Reputation: 61
I need to connect to a postgres database through a scala/spark app. It works perfectly when I run it in my IDE however, I am getting the following log message when I try to run the packaged executable jar with this command:
Triggering the executable jar with:
java -cp HighestPerformingCampaign-assembly-1.0.jar com.scala.Executor
Exeception thrown:
Exception in thread "main" java.lang.ClassNotFoundException: Failed to find data source: jdbc. Please find packages at http://spark.apache.org/third-party-projects.html
at org.apache.spark.sql.execution.datasources.DataSource$.lookupDataSource(DataSource.scala:689)
at org.apache.spark.sql.execution.datasources.DataSource$.lookupDataSourceV2(DataSource.scala:743)
at org.apache.spark.sql.DataFrameReader.load(DataFrameReader.scala:266)
at org.apache.spark.sql.DataFrameReader.load(DataFrameReader.scala:226)
at com.scala.Executor$.findHighestCampaign(Executor.scala:31)
at com.scala.Executor$.main(Executor.scala:15)
at com.scala.Executor.main(Executor.scala)
Caused by: java.lang.ClassNotFoundException: jdbc.DefaultSource
at java.base/jdk.internal.loader.BuiltinClassLoader.loadClass(BuiltinClassLoader.java:602)
at java.base/jdk.internal.loader.ClassLoaders$AppClassLoader.loadClass(ClassLoaders.java:178)
at java.base/java.lang.ClassLoader.loadClass(ClassLoader.java:522)
at org.apache.spark.sql.execution.datasources.DataSource$.$anonfun$lookupDataSource$5(DataSource.scala:663)
at scala.util.Try$.apply(Try.scala:213)
at org.apache.spark.sql.execution.datasources.DataSo`enter code here`urce$.$anonfun$lookupDataSource$4(DataSource.scala:663)
at scala.util.Failure.orElse(Try.scala:224)
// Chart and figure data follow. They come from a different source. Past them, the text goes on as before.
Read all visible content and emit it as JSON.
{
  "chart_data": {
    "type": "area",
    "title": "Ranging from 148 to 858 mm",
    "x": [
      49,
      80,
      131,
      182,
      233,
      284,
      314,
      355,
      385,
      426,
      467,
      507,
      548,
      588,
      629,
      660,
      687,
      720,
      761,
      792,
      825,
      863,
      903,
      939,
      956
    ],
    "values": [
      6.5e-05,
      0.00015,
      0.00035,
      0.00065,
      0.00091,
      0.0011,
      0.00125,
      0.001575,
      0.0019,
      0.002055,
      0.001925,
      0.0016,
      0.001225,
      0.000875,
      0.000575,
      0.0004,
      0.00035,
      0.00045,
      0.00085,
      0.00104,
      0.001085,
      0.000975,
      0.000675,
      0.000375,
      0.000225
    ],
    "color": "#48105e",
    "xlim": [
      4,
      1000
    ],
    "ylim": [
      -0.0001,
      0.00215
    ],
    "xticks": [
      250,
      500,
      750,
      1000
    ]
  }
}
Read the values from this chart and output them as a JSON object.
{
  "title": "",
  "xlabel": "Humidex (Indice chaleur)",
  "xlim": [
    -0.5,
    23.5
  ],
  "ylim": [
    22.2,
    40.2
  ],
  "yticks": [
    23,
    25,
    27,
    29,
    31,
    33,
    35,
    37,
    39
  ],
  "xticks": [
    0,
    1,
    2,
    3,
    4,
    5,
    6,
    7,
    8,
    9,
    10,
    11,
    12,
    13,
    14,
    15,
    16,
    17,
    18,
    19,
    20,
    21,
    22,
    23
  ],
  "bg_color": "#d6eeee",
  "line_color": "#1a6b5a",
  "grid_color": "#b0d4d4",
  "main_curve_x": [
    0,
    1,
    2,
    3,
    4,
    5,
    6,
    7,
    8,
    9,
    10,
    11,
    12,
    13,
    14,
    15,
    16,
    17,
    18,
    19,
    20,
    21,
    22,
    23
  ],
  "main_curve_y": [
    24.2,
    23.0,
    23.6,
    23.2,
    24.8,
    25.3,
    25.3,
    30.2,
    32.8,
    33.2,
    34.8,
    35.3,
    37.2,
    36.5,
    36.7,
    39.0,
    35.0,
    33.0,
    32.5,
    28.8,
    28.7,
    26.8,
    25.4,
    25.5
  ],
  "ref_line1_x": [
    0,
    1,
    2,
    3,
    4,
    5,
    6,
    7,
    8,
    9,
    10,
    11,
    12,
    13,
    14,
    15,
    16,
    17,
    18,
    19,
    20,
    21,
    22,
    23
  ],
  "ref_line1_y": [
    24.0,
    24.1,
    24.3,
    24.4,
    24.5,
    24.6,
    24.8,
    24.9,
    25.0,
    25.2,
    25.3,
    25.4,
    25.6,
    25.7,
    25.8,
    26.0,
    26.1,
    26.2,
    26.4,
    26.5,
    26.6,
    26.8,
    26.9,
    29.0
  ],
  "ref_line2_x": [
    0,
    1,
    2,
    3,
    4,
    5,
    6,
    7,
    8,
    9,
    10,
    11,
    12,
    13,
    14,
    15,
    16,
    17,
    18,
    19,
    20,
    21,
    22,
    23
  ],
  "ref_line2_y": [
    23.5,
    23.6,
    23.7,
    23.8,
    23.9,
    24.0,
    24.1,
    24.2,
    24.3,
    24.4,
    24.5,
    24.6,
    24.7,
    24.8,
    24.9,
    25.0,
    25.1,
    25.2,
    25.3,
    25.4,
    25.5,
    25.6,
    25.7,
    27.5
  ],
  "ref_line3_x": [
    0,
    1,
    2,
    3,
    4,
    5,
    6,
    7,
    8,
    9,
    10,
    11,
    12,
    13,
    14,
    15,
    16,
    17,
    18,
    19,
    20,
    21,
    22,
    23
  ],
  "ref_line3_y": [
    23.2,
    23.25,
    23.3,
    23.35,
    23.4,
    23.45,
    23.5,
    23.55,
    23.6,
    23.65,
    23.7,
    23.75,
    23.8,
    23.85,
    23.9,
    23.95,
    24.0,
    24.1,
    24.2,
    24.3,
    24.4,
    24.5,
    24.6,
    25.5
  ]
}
at org.apache.spark.sql.execution.datasources.DataSource$.lookupDataSource(DataSource.scala:663)
... 6 more
My build.sbt file is set up as follows:
name := "HighestPerformingCampaign"
version := "1.0"
crossScalaVersions := Seq("2.11.12", "2.12.12")
libraryDependencies += "org.apache.spark" %% "spark-core" % "3.1.1"
libraryDependencies += "org.apache.spark" %% "spark-sql" % "3.1.1"
libraryDependencies += "org.postgresql" % "postgresql" % "9.3-1102-jdbc41"
mainClass := Some("com.scala.Executor")
assemblyJarName in assembly := "HighestPerformingCampaign-assembly-1.0.jar"
and I am using the sbt-assembly plugin, which is stored under the project folder, to generate the jar:
addSbtPlugin("com.eed3si9n" % "sbt-assembly" % "0.15.0")
Is there something that I'm missing here which is preventing the driver from getting added to the packaged jar? My connection details are specified as follows also:
val df = spark
.sqlContext
.read
.format("jdbc")
.option("url", "jdbc:postgresql:postgres")
.option("user", "postgres")
.option("password", "postgres")
.option("query", query)
.load()
Upvotes: 0
Views: 603
Reputation: 193
You can check your jar if it has the required classes using jar -tf HighestPerformingCampaign-assembly-1.0.jar
. If it does not contain the required class jdbc.DefaultSource
(which should be the case), it means the fat / packaged jar is not getting built as expected. I would suggest instead of creating this fat jar, you can create Artifacts
from the IDE (in Intellij it's at Project Settings -> Artifacts
) , which is basically creates and puts all the dependent jars under some Artifacts root directory, and then provide the path of this directory to the java command like java -cp HighestPerformingCampaign-assembly-1.0.jar:<absolute path to artifact root> com.scala.Executor
Upvotes: 1